電子申請義務化の際に利用できるシステムについて
電子申請になるということは、役所まで足を運ばず、職場から申請できるということです。その際、電子申請に対応したシステムを利用することになります。電子申請で利用できるのは、e-Govサイト、または外部連携APIに対応したソフトのいずれかです。それぞれの特徴をみていきましょう。
e-Govサイト
e-Gov(イーガブ)は、さまざまな電子申請や届出のほか、法令検索やパブリックコメントなどに対応した政府の電子総合窓口です。総務省が運営するサイトで、今回電子申請義務化になった手続きを含め、サイトを利用して電子申請ができます。
このe-Govによる電子申請で必要なのが、事前準備。まず、インターネットが利用できる環境と必要スペックを満たすパソコンなど、利用環境を整えたうえで、必要に応じて電子証明書の取得、e-Govアプリのインストールをしなければなりません。
このうち電子証明書の取得は、会社の実印に相当するもので、認証局での取得が必要です。こうした準備を経て、はじめてe-Govを利用した電子申請が利用できる状態になります。電子申請の下準備が整ったら、e-Govから必要な手続きを検索して作成、送信というのが基本的な流れです。
このe-Govを使った電子申請の問題は、1件ずつデータを入力して申請しなければならないこと。手続きの件数が頻繁にない会社、あるいは会社の規模がそこまで大きくない場合はe-Govでも対応できます。しかし、手続きが大量だと、1件ずつ入力するやり方ではミスが発生する確率が上がってしまうため、別の手段を考えた方が効率的です。
e-Govに必要なパソコンのスペックは、e-Govのページから確認できます。
外部連携API対応のソフト
e-Govのサイトを利用した電子申請のほかには、外部連携API(アプリケーション・プログラミング・インターフェース)に対応したソフトウェアの利用があります。政府の電子申請に対応したものであれば、すでに利用している人事システムを活用することも可能です。
外部連携API対応ソフト利用のメリットは、ソフトに保存されたデータとの紐づけにより、入力ミスを防げることや、大量の処理も大きな負担なく効率的にできること。
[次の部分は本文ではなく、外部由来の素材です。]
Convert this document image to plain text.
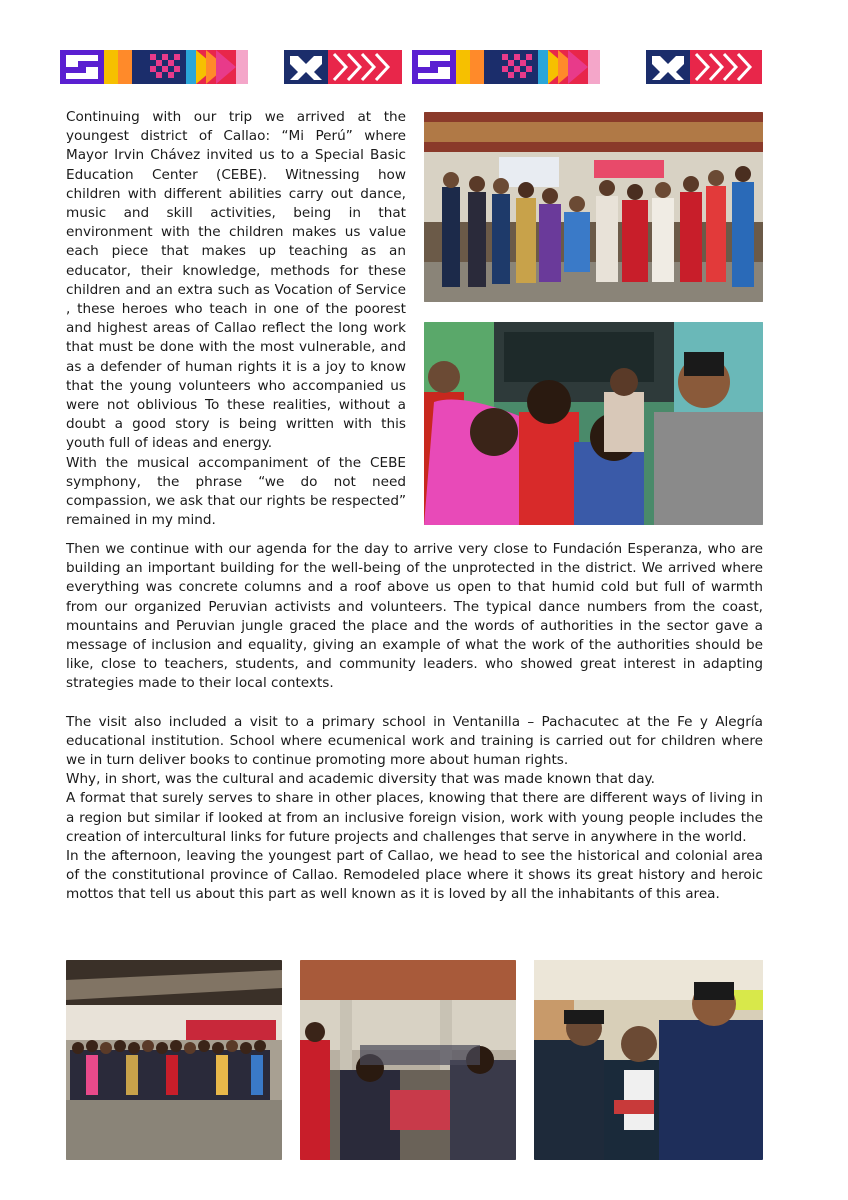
Continuing with our trip we arrived at the youngest district of Callao: “Mi Perú” where Mayor Irvin Chávez invited us to a Special Basic Education Center (CEBE). Witnessing how children with different abilities carry out dance, music and skill activities, being in that environment with the children makes us value each piece that makes up teaching as an educator, their knowledge, methods for these children and an extra such as Vocation of Service , these heroes who teach in one of the poorest and highest areas of Callao reflect the long work that must be done with the most vulnerable, and as a defender of human rights it is a joy to know that the young volunteers who accompanied us were not oblivious To these realities, without a doubt a good story is being written with this youth full of ideas and energy.

With the musical accompaniment of the CEBE symphony, the phrase “we do not need compassion, we ask that our rights be respected” remained in my mind.

Then we continue with our agenda for the day to arrive very close to Fundación Esperanza, who are building an important building for the well-being of the unprotected in the district. We arrived where everything was concrete columns and a roof above us open to that humid cold but full of warmth from our organized Peruvian activists and volunteers. The typical dance numbers from the coast, mountains and Peruvian jungle graced the place and the words of authorities in the sector gave a message of inclusion and equality, giving an example of what the work of the authorities should be like, close to teachers, students, and community leaders. who showed great interest in adapting strategies made to their local contexts.

The visit also included a visit to a primary school in Ventanilla – Pachacutec at the Fe y Alegría educational institution. School where ecumenical work and training is carried out for children where we in turn deliver books to continue promoting more about human rights.

Why, in short, was the cultural and academic diversity that was made known that day.

A format that surely serves to share in other places, knowing that there are different ways of living in a region but similar if looked at from an inclusive foreign vision, work with young people includes the creation of intercultural links for future projects and challenges that serve in anywhere in the world.

In the afternoon, leaving the youngest part of Callao, we head to see the historical and colonial area of the constitutional province of Callao. Remodeled place where it shows its great history and heroic mottos that tell us about this part as well known as it is loved by all the inhabitants of this area.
反復学習のソフトにプログラム機能がついていれば、再度同じ処理をする際、自動入力などでさらに負担を軽減できます。
また、e-Govが利用できるパソコンのOSはWindowsのみで、サイト上の操作が必須になっていました。ですが現在では、対応しているソフトを利用すればいずれの縛りもなくなり、活用の幅も広くなります。
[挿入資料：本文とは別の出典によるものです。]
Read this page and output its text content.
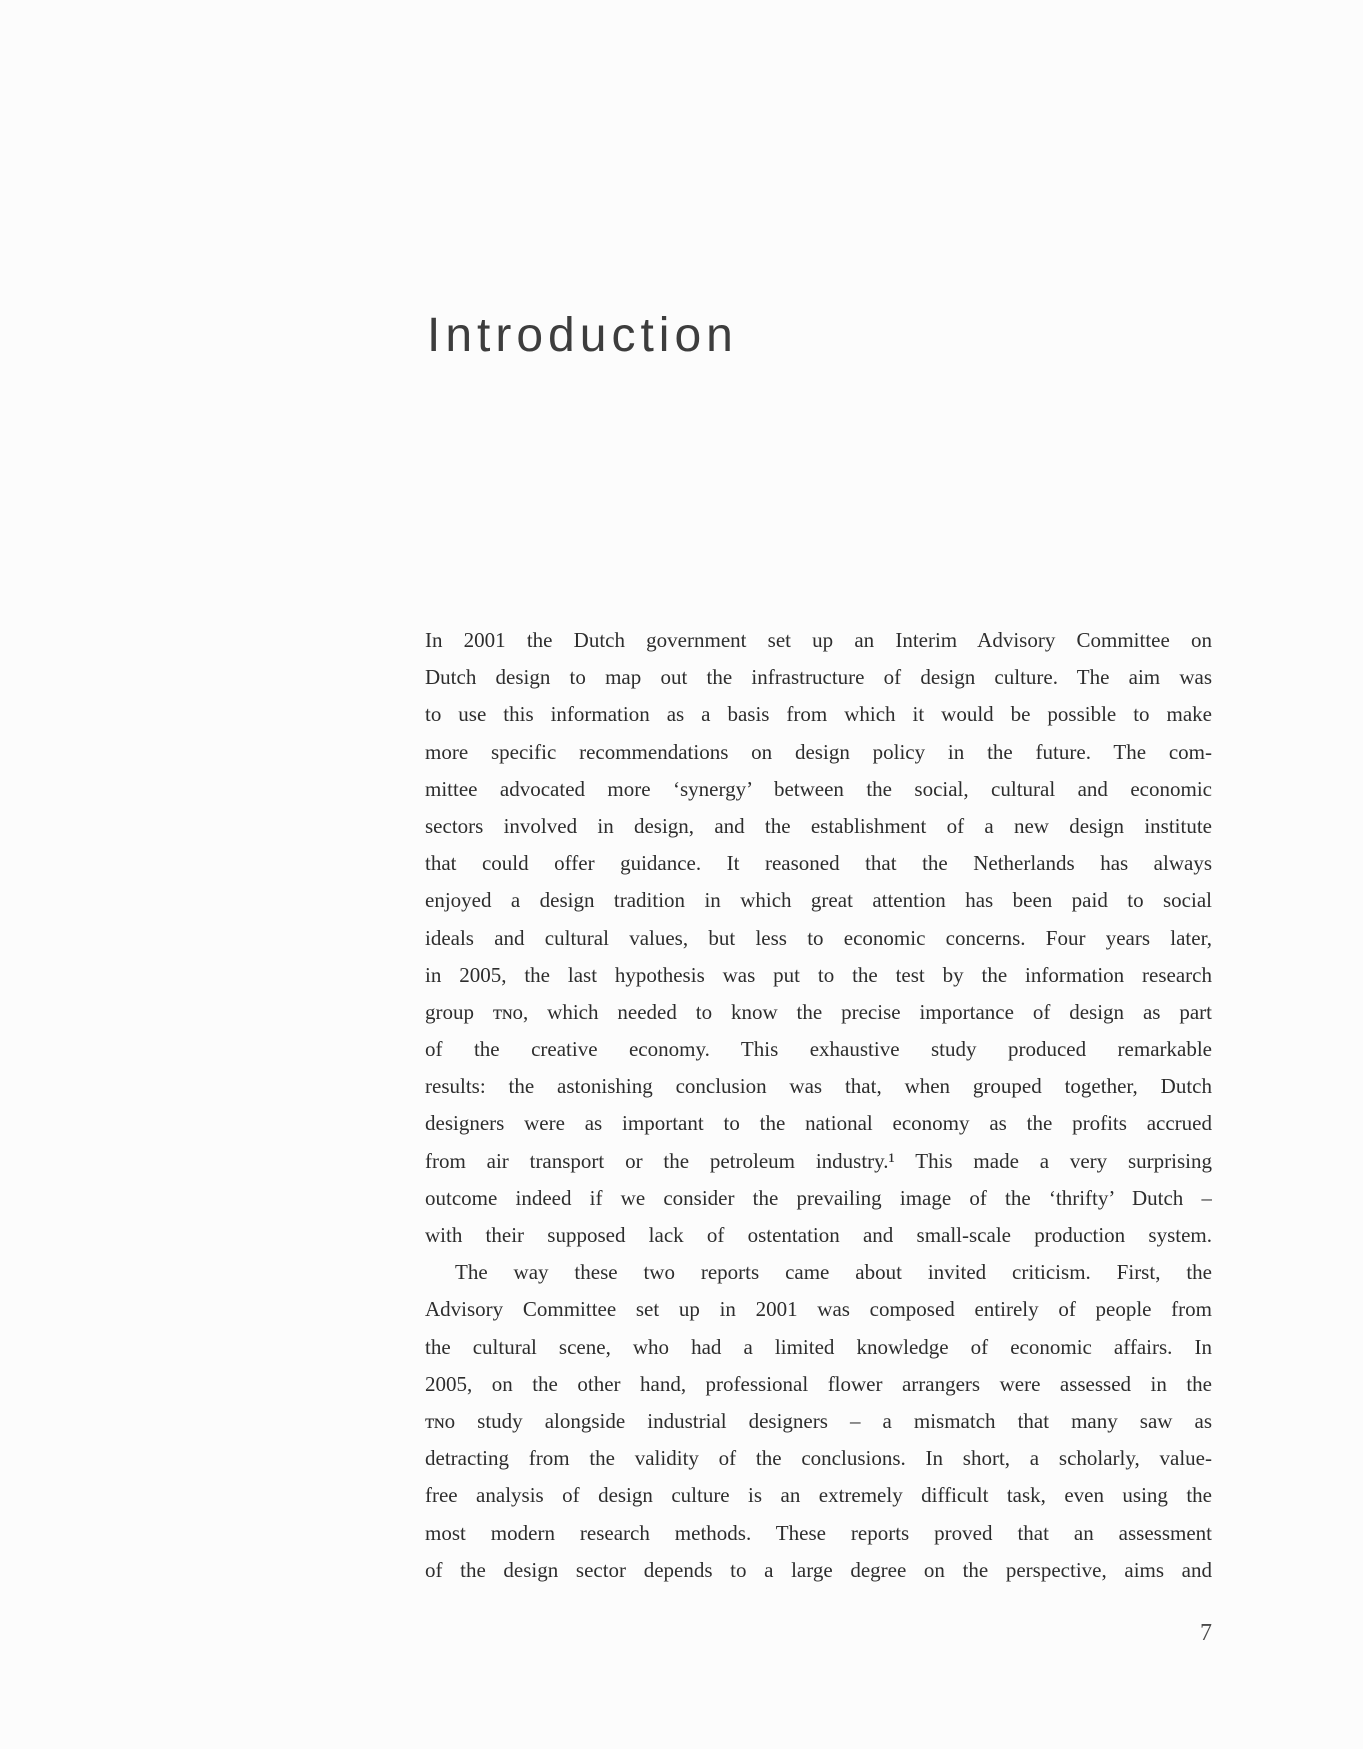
Introduction
In 2001 the Dutch government set up an Interim Advisory Committee on
Dutch design to map out the infrastructure of design culture. The aim was
to use this information as a basis from which it would be possible to make
more specific recommendations on design policy in the future. The com-
mittee advocated more ‘synergy’ between the social, cultural and economic
sectors involved in design, and the establishment of a new design institute
that could offer guidance. It reasoned that the Netherlands has always
enjoyed a design tradition in which great attention has been paid to social
ideals and cultural values, but less to economic concerns. Four years later,
in 2005, the last hypothesis was put to the test by the information research
group ᴛɴᴏ, which needed to know the precise importance of design as part
of the creative economy. This exhaustive study produced remarkable
results: the astonishing conclusion was that, when grouped together, Dutch
designers were as important to the national economy as the profits accrued
from air transport or the petroleum industry.¹ This made a very surprising
outcome indeed if we consider the prevailing image of the ‘thrifty’ Dutch –
with their supposed lack of ostentation and small-scale production system.
The way these two reports came about invited criticism. First, the
Advisory Committee set up in 2001 was composed entirely of people from
the cultural scene, who had a limited knowledge of economic affairs. In
2005, on the other hand, professional flower arrangers were assessed in the
ᴛɴᴏ study alongside industrial designers – a mismatch that many saw as
detracting from the validity of the conclusions. In short, a scholarly, value-
free analysis of design culture is an extremely difficult task, even using the
most modern research methods. These reports proved that an assessment
of the design sector depends to a large degree on the perspective, aims and
7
e-Gov同様に、利用環境の整備とソフトウェアの準備(すでにある場合は不要)、電子証明書の取得は必要です。しかし、長期的な利用を視野に入れた利便性の高さ、大量データの処理を考えると、外部連携API対応ソフトを使った方が効率的。特に規模が大きく、手続きが頻繁に発生する会社ではメリットが大きいでしょう。
電子申請義務化に向けた準備
ここまで、電子申請義務化にあたって、対象となる企業は電子申請可能なシステムが必要になると解説してきました。こうした電子申請システムの事前準備として必須なのが、システムが正常に作動するためのパソコンなどの動作環境、電子証明書の用意です。
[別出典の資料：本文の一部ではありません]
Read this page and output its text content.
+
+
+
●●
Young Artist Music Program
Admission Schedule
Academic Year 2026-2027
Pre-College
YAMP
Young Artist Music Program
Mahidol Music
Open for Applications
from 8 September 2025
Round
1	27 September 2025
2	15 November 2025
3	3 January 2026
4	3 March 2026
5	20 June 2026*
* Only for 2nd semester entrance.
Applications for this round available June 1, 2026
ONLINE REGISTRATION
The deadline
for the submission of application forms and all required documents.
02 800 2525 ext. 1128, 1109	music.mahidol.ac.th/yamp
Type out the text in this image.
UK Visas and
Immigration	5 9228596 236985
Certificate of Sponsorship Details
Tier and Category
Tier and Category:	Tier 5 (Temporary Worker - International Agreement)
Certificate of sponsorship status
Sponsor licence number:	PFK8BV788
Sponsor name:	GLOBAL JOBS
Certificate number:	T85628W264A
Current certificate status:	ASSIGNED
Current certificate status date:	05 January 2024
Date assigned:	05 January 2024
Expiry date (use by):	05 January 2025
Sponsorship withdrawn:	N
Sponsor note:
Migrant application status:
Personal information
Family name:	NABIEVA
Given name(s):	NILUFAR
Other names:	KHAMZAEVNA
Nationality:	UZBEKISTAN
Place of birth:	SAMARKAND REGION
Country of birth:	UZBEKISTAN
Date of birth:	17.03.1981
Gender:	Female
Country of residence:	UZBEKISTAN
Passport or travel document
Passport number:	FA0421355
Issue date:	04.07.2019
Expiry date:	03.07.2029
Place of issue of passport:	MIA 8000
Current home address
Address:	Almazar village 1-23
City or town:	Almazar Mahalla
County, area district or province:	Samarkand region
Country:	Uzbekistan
しかし、そうした基本的な準備だけでは、紙での申請を電子申請に変更する場合に混乱が生じる可能性があります。電子申請への移行をスムーズに済ませるには、どういった準備が大切なのでしょうか。意識しておきたい、ふたつのポイントをみていきましょう。
事務手続きの効率化をし続ける
社会保険などの電子申請の方法として、外部連携APIに対応したソフトを利用する方法もあると紹介しました。こうしたソフトの強みは、すでに登録されたデータを反映するなど、既存の登録情報を活用できることです。
しかし、必要なデータが登録されていないと、外部連携API対応ソフトの強みは活きてきません。手続きの際に新たにデータを登録しなくてはならないため、e-Govを直接利用したときと同様に入力の手間がかかる可能性があります。
電子申請義務化に向け企業で取り組んでおいた方が良いのは、システム化をすすめておくこと。出勤データや有給休暇取得など、人事手続きなどをシステム化しておくことで、入力ミスも防げますし、効率良く電子申請の手続きに必要なデータを取得することが可能になります。
電子申請の基盤づくりとして、管理業務など全体的にシステムを取り入れて、いつでもデータと連携できるよう準備を進めておくことが大切です。
中小企業も備えが大切
ここまで、電子申請義務化で必要な準備についてお話ししてきましたが、「義務化の対象ではないので特に準備は必要なさそうだ」と思われた担当者もいるかもしれません。しかし、2020年4月から対象になる企業が決まったということで、それ以降も対象を広げて義務化が実施される可能性はあります。
そして、電子申請は政府をあげて勧められているため、今後企業の規模にかかわらず、中小企業も対象になり得るからです。
また、電子申請の対象は先に紹介したとおり、一部の手続きに適用されますが、その手続きの種類が今後増える可能性もあります。なので、中小企業であっても、今後の流れを予測して、電子申請義務化になっても対応できるよう、少しずつ準備しておくことが重要ということです。
そのためには、システム化にあたって障害になっていることはなにか、システム化できる業務はないかなど、まずは業務全体を見直す必要があります。そのうえで、効率の良い方法、システム導入を図り、電子申請になってもすぐに対応できるよう下準備しておくことが大切です。
電子申請の範囲に含まれる健康保険・厚生年金保険、労働保険、雇用保険などを社労士が代行して手続きいたします。
複雑な保険手続きを社労士である専門家へ依頼することで、いざ電子申請が義務化された場合でも、スムーズに申請を進めることができます。
今はさまざまな勤怠管理システムが出ています。自社に合ったシステムはどれなのかをしっかり把握してから導入を決めたいものです。
トライアルで利用することができる勤怠管理システムもありますから、気になるものがあれば試してみましょう。こちらの記事では、おすすめ22種をまとめて比較できるように紹介しています。ぜひあわせてご覧ください。
まとめ
2020年4月から、一部の企業で電子申請が義務化されます。対象の企業はもちろんのこと、対象でない企業も今後電子申請義務化が実施される可能性があるため、現システムの見直しを図る良い機会になります。
電子申請に向けて社内システムが整っていない場合は、システム化を取り入れるなど、早め早めに準備しておくことが、スムーズに新制度に移行できるポイントです。